Terkadang aku seperti bisa melihat atau merasakan beban yang sedang orang lain rasakan. Ketika melihat wajah dan gestur mereka, seolah mereka bercerita. Tidak. Aku tidak merasa memiliki indera keenam atau sejenisnya. Aku hanya menganggap itu sebagai kepekaan yang tersemat di dalam jiwaku.

Aku selalu berusaha untuk tidak menatap seseorang, terutama matanya, terlalu lama. Mengapa? Aku tahu yang mereka rasakan, namun aku kerap dilanda kebingungan untuk bisa membantu mereka. Bahkan ketika di bus, kereta, atau di perjalanan yang banyak bertemu dengan orang yang tak dikenal, aku merasakan kesedihan mereka ketika mengamati raut yang tergambar di wajahnya. Aku hanya bisa berdoa untuk mereka. Aku tahu mereka berusaha menjalani kehidupan dengan tegar, mereka tak mau menunjukkan kesedihan. Ada pula yang ingin bercerita, tetapi tak memiliki pendengar.

Ketika aku sedang merecap hal-hal “aneh” yang ada dalam diriku, Mas Bimo mengetuk pintu kamarku.

Aku segera bangkit dari kasur dan membuka pintu. “Iya, Mas.”

“Ya, ada yang nyari kamu nih,” terangnya.
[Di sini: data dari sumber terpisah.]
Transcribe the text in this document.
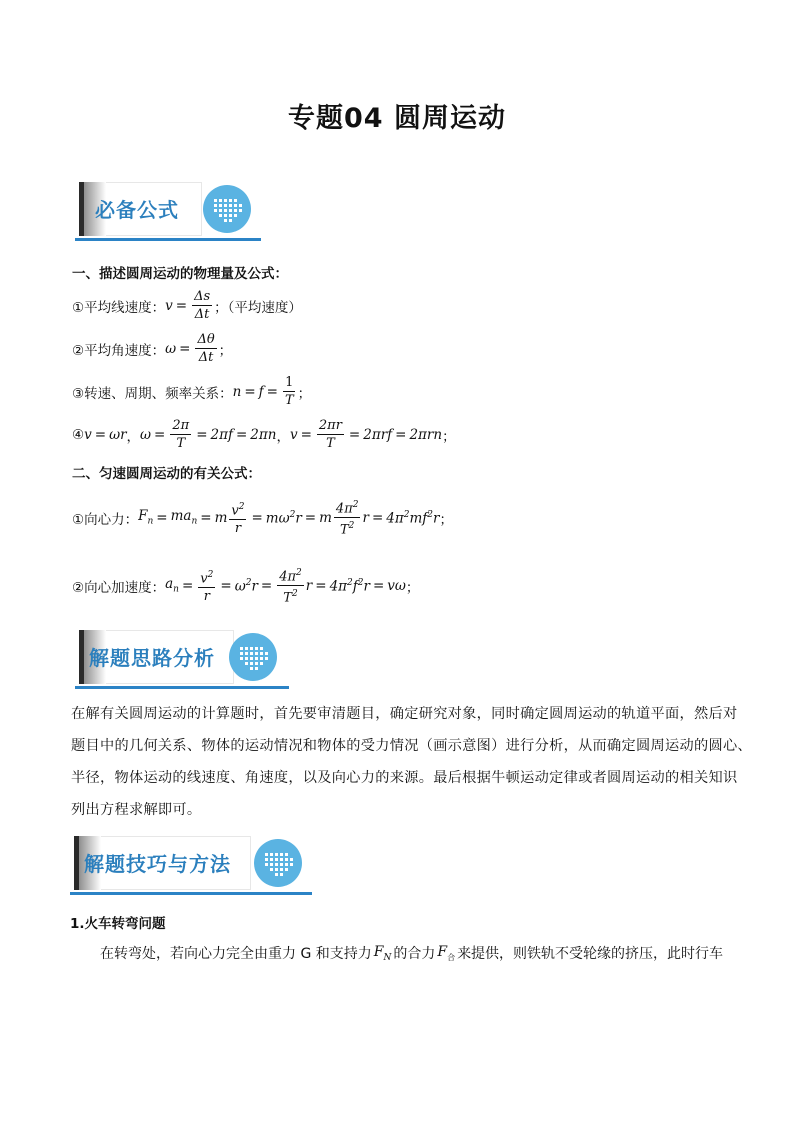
专题04 圆周运动
必备公式
一、描述圆周运动的物理量及公式：
①平均线速度： $v = \frac{\Delta s}{\Delta t}$ ；（平均速度）
②平均角速度： $\omega = \frac{\Delta\theta}{\Delta t}$ ；
③转速、周期、频率关系： $n = f = \frac{1}{T}$ ；
④ v = ωr ， $\omega = \frac{2\pi}{T} = 2\pi f = 2\pi n$ ， $v = \frac{2\pi r}{T} = 2\pi rf = 2\pi rn$ ；
二、匀速圆周运动的有关公式：
①向心力： $F_n = ma_n = m \frac{v^2}{r} = m\omega^2r = m \frac{4\pi^2}{T^2}$ $r = 4\pi^2mf^2r$ ；
②向心加速度： $a_n = \frac{v^2}{r} = \omega^2r = \frac{4\pi^2}{T^2}$ $r = 4\pi^2f^2r = v\omega$ ；
解题思路分析
在解有关圆周运动的计算题时，首先要审清题目，确定研究对象，同时确定圆周运动的轨道平面，然后对
题目中的几何关系、物体的运动情况和物体的受力情况（画示意图）进行分析，从而确定圆周运动的圆心、
半径，物体运动的线速度、角速度，以及向心力的来源。最后根据牛顿运动定律或者圆周运动的相关知识
列出方程求解即可。
解题技巧与方法
1.火车转弯问题
在转弯处，若向心力完全由重力 G 和支持力 $F_N$ 的合力 $F_合$ 来提供，则铁轨不受轮缘的挤压，此时行车
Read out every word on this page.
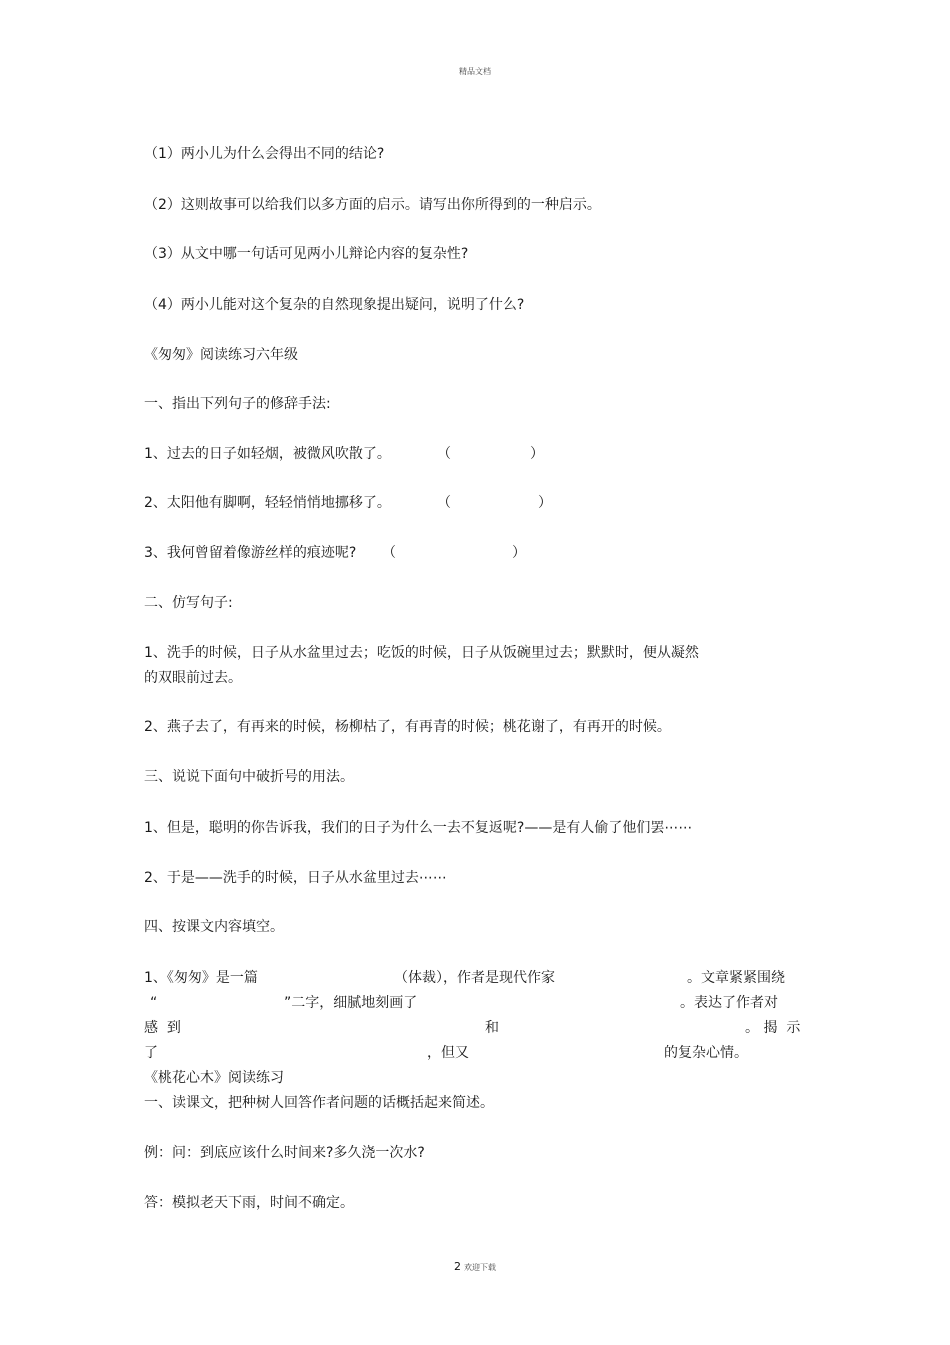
精品文档
（1）两小儿为什么会得出不同的结论?
（2）这则故事可以给我们以多方面的启示。请写出你所得到的一种启示。
（3）从文中哪一句话可见两小儿辩论内容的复杂性?
（4）两小儿能对这个复杂的自然现象提出疑问，说明了什么?
《匆匆》阅读练习六年级
一、指出下列句子的修辞手法:
1、过去的日子如轻烟，被微风吹散了。	（	）
2、太阳他有脚啊，轻轻悄悄地挪移了。	（	）
3、我何曾留着像游丝样的痕迹呢? （	）
二、仿写句子:
1、洗手的时候，日子从水盆里过去；吃饭的时候，日子从饭碗里过去；默默时，便从凝然
的双眼前过去。
2、燕子去了，有再来的时候，杨柳枯了，有再青的时候；桃花谢了，有再开的时候。
三、说说下面句中破折号的用法。
1、但是，聪明的你告诉我，我们的日子为什么一去不复返呢?——是有人偷了他们罢⋯⋯
2、于是——洗手的时候，日子从水盆里过去⋯⋯
四、按课文内容填空。
1、《匆匆》是一篇	（体裁），作者是现代作家	。文章紧紧围绕
“	”二字，细腻地刻画了	。表达了作者对
感  到	和	。 揭  示
了	，但又	的复杂心情。
《桃花心木》阅读练习
一、读课文，把种树人回答作者问题的话概括起来简述。
例：问：到底应该什么时间来?多久浇一次水?
答：模拟老天下雨，时间不确定。
2 欢迎下载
Mas Bimo datang dengan seseorang yang membuat aku tersentak. Teteh? Ya, perempuan yang mengalami kerasukan itu. Spontan aku melihat wajahnya. Dengan cepat kesedihannya menyebrang ke relungku. Dia tampak dalam kecemasan, kekalutan, dan kebingungan. Terlukis pula bekas air mata yang mengering di pipinya.

“Maaf mengganggu. Namaku, Yuli,” ucapnya dengan sendu sambil mengulurkan tangan.

Aku pun mencoba meraih tangannya. Namun ketika berjabatan tangan, mulutku terkatup. Tiba-tiba ingin menangis. Ada hal yang begitu memekik emosi, tetapi sulit untuk dideskripsikan. Aku hanya bisa mengembalikan tanganku ke posisi semula.

“Maaf, apa kamu ada waktu? Saya ingin berbicara empat mata denganmu?” lanjutnya dengan nada yang mengandung kepiluan.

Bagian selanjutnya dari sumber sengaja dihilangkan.